The picture forms part of a set taken by a non-Syrian photojournalist, whose identity has not been revealed in order to protect him. Among the other photos is an executioner lining up his sword before delivering the final blow as his victim kneels in the village square, and a victim's head being held aloft by a jubilant fighter.
The entire barbaric episode was watched by a crowd of cheering men, many of them armed. Women can also be discerned in the pictures, one in particular, appears to be standing right next to one of the victims.
Sitting on a low wall only a few feet from where the wretched captive died so violently is a line of young boys.
They were still there as the dead man's head was dumped on his body. Another child, even younger, was led by the hand past the corpse.
The victims were accused of belonging to the fearsome Shabiha ('Ghosts') -- thugs loyal to Assad who are said to roam the country massacring women and children.

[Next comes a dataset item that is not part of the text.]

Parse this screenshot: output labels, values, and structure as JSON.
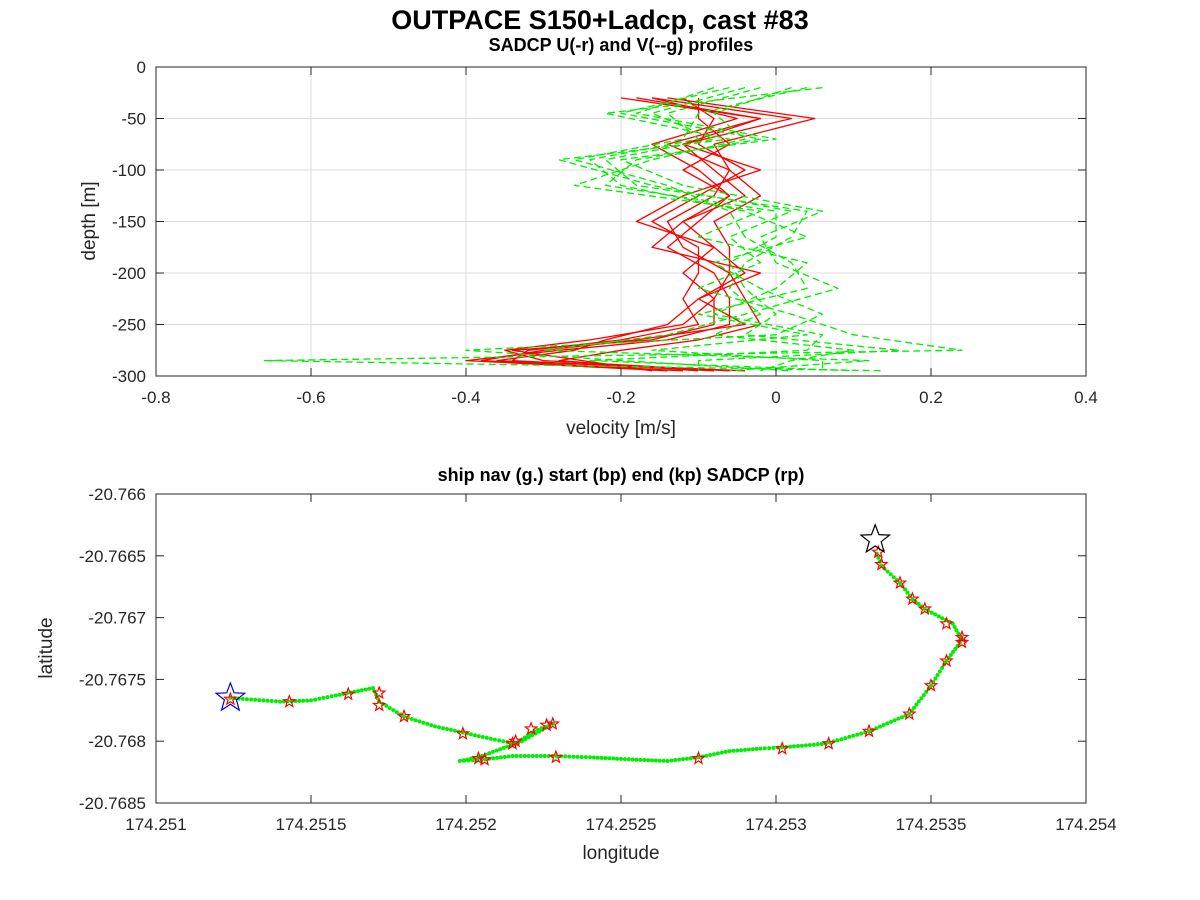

TIME acquired the photographs exclusively from the photographer. They have agreed not to publish his name, in order to protect him from repercussions when he returns to Syria.
What follows is an edited account of his experience as published in Time:
The man was brought in to the square. His eyes were blindfolded. I began shooting pictures, one after the other. It was to be the fourth execution that day I would photograph. I was feeling awful; several times I had been on the verge of throwing up. But I kept it under control because as a journalist I knew I had to document this, as I had the three previous beheadings I had photographed that day, in three other locations outside Aleppo.
I saw a scene of utter cruelty: a human being treated in a way that no human being should ever be treated. But it seems to me that in two and a half years, the war has degraded people's humanity. On this day the people at the execution had no control over their feelings, their desires, their anger. It was impossible to stop them.
I don't know how old the victim was but he was young. He was forced to his knees. The rebels around him read out his crimes from a sheet of paper. They stood around him. The young man was on his knees on the ground, his hands tied. He seemed frozen.
At the moment of execution the rebels grasped his throat. The young man put up a struggle. Three or four rebels pinned him down. The man tried to protect his throat with his hands, which were still tied together. He tried to resist but they were stronger than he was and they cut his throat. They raised his head into the air. People waved their guns and cheered. Everyone was happy that the execution had gone ahead.
As a human being I would never have wished to see what I saw. But as a journalist I have a camera and a responsibility. I have a responsibility to share what I saw that day. That's why I am making this statement and that's why I took the photographs. I will close this chapter soon and try never to remember it.